3. Quel arrêt est cité pour avoir confirmé que les ordonnances ont une valeur législative dès leur adoption, sous réserve de ratification ?

L’arrêt Société Lambda de 1993
L’arrêt Dame Lamotte de 1950
L’arrêt Société Eky de 1962
L’arrêt du Tribunal administratif de Lille de 2023

L’arrêt Société Eky de 1962

Explication

L’arrêt Société Eky de 1962 est mentionné comme ayant reconnu la valeur législative des ordonnances dès leur adoption, avant ratification. Dame Lamotte concerne surtout le recours pour excès de pouvoir, pas les ordonnances.

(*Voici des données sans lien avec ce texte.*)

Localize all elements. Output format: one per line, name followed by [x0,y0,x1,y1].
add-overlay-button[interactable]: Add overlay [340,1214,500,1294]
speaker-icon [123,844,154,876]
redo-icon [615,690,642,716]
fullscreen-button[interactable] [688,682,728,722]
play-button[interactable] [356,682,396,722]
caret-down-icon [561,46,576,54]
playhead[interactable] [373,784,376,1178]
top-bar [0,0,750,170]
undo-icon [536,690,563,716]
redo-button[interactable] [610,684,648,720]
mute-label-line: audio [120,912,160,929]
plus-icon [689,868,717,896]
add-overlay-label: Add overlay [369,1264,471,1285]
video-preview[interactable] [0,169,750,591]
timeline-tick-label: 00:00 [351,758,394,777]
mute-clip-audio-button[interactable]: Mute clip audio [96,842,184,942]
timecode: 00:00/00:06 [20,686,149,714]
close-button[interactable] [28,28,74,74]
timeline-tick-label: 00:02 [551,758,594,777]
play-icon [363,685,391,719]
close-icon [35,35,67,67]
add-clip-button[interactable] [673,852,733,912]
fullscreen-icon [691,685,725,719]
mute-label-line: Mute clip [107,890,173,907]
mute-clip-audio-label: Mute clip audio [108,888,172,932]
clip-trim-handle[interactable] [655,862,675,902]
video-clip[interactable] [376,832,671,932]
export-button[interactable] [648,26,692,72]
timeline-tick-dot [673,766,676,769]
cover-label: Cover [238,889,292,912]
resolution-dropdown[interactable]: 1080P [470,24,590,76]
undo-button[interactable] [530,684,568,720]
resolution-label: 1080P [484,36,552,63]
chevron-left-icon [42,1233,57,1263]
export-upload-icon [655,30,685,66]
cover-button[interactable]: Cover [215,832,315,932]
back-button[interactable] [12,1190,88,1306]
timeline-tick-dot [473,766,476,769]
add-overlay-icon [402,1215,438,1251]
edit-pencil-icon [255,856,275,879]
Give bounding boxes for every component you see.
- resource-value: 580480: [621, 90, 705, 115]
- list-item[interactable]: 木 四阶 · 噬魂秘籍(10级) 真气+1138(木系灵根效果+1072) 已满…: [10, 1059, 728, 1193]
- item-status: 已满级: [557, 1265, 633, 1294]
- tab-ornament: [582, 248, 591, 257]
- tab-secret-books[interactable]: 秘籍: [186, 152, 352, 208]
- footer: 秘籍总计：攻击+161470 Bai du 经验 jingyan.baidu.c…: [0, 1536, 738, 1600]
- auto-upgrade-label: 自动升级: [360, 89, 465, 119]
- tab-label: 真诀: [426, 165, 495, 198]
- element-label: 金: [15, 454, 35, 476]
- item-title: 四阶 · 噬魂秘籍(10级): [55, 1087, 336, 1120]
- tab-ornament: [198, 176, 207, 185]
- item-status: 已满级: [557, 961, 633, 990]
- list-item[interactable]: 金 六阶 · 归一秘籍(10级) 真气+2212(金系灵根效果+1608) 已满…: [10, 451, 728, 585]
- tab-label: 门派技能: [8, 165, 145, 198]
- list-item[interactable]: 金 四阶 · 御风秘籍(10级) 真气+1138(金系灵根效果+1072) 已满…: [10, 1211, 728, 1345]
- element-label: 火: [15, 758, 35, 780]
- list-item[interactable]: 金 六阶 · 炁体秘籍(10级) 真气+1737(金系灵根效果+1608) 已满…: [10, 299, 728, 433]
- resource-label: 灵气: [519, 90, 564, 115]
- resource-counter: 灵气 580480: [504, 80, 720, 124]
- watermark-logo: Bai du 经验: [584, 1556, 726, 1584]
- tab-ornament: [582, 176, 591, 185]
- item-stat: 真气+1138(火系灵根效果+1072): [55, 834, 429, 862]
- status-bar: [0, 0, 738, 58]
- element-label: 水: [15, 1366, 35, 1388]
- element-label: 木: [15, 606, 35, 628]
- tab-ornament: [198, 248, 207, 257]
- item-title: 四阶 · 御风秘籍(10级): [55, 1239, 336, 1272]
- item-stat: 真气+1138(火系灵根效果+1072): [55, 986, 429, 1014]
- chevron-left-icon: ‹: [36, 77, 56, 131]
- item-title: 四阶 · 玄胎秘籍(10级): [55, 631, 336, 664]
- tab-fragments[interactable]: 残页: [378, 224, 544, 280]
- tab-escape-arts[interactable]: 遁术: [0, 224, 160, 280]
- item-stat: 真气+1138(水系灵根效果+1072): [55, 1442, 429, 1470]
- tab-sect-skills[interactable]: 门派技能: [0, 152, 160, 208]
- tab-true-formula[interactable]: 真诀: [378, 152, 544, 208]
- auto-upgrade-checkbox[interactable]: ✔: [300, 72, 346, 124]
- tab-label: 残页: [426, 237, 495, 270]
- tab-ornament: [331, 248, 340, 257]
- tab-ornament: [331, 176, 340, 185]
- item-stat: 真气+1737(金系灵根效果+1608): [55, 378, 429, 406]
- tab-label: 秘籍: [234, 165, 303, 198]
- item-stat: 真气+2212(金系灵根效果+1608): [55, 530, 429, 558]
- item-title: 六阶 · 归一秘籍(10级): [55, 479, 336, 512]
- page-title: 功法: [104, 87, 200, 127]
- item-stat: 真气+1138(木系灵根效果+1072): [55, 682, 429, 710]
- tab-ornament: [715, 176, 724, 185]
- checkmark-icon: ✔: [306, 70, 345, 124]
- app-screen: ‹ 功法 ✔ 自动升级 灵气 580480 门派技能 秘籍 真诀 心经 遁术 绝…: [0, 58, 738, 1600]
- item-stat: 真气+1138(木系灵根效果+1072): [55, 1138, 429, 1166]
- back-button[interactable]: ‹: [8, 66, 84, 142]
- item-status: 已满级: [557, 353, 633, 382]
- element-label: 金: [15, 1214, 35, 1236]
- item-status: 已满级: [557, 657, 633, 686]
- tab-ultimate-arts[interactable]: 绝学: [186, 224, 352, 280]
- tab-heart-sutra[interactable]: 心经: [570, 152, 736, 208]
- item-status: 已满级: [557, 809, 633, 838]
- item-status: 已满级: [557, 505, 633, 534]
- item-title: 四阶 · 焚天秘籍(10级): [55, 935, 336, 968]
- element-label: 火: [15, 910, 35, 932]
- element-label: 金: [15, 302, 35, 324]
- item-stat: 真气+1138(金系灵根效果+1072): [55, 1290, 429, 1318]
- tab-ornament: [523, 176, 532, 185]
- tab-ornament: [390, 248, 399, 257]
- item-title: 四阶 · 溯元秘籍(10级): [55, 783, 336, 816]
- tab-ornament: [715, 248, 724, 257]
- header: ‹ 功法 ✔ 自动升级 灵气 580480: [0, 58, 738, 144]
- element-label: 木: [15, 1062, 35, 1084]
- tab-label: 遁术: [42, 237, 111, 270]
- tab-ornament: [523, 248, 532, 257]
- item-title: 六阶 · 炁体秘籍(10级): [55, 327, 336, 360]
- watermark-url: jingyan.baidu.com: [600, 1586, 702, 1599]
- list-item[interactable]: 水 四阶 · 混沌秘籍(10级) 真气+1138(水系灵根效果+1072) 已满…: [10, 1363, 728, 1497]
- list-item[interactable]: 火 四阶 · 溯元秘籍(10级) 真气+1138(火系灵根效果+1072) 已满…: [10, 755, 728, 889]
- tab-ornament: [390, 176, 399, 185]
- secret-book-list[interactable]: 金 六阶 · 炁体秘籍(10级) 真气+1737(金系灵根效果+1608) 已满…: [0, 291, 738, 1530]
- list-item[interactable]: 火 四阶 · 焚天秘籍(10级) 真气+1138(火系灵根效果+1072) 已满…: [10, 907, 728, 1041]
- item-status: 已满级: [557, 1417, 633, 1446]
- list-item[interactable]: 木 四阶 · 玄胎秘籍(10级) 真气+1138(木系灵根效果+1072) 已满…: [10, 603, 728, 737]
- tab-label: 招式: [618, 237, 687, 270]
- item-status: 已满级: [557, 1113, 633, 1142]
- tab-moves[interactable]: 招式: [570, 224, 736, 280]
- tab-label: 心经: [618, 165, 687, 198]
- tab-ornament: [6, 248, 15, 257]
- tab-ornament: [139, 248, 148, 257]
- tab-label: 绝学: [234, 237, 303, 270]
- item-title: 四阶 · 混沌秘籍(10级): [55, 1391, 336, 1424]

4. Une administration française doit prendre une décision dans un domaine couvert par une convention bilatérale ratifiée par la France : comment doit-elle utiliser cette norme externe ?

Elle ne la prend en compte que si une loi nationale la reprend expressément
Elle peut l’écarter si une circulaire interne prévoit une solution différente
Elle ne l’applique que si le Parlement l’a transformée en règlement administratif
Elle doit l’intégrer dans son raisonnement et respecter les obligations qu’elle impose

Elle doit l’intégrer dans son raisonnement et respecter les obligations qu’elle impose

Explication

Une convention bilatérale ratifiée fait partie des sources externes du droit administratif et peut s’imposer à l’administration. Celle-ci doit donc en tenir compte dans sa décision, et ne peut pas la neutraliser par une simple circulaire ou par l’absence de reprise dans une loi interne.

5. Quel article de la Constitution est cité pour rappeler que la loi est la norme suprême dans le domaine législatif ?

L’article 34
L’article 37
L’article 11
L’article 16

L’article 34

Explication

L’article 34 est expressément mentionné pour situer la loi dans le domaine législatif. L’article 37 concerne au contraire le pouvoir réglementaire, qui doit respecter la loi.

6. Quelle différence distingue le contrôle de la légalité du contrôle de l’opportunité dans l’action administrative ?

Le premier apprécie l’utilité de la décision, tandis que le second vérifie sa conformité au droit
Le premier ne concerne que les règlements, tandis que le second ne concerne que les décisions individuelles
Le premier est exercé par le Parlement, tandis que le second est exercé par le Gouvernement
Le premier vérifie la conformité au droit, tandis que le second apprécie le choix politique de la décision

Le premier vérifie la conformité au droit, tandis que le second apprécie le choix politique de la décision

Explication

Le contrôle de la légalité consiste à vérifier qu’un acte administratif respecte les normes juridiques en vigueur. L’opportunité relève au contraire du choix politique ou discrétionnaire, que le juge ne substitue pas à celui de l’administration.

7. Quelle est la fonction du recours pour excès de pouvoir dans le contentieux administratif ?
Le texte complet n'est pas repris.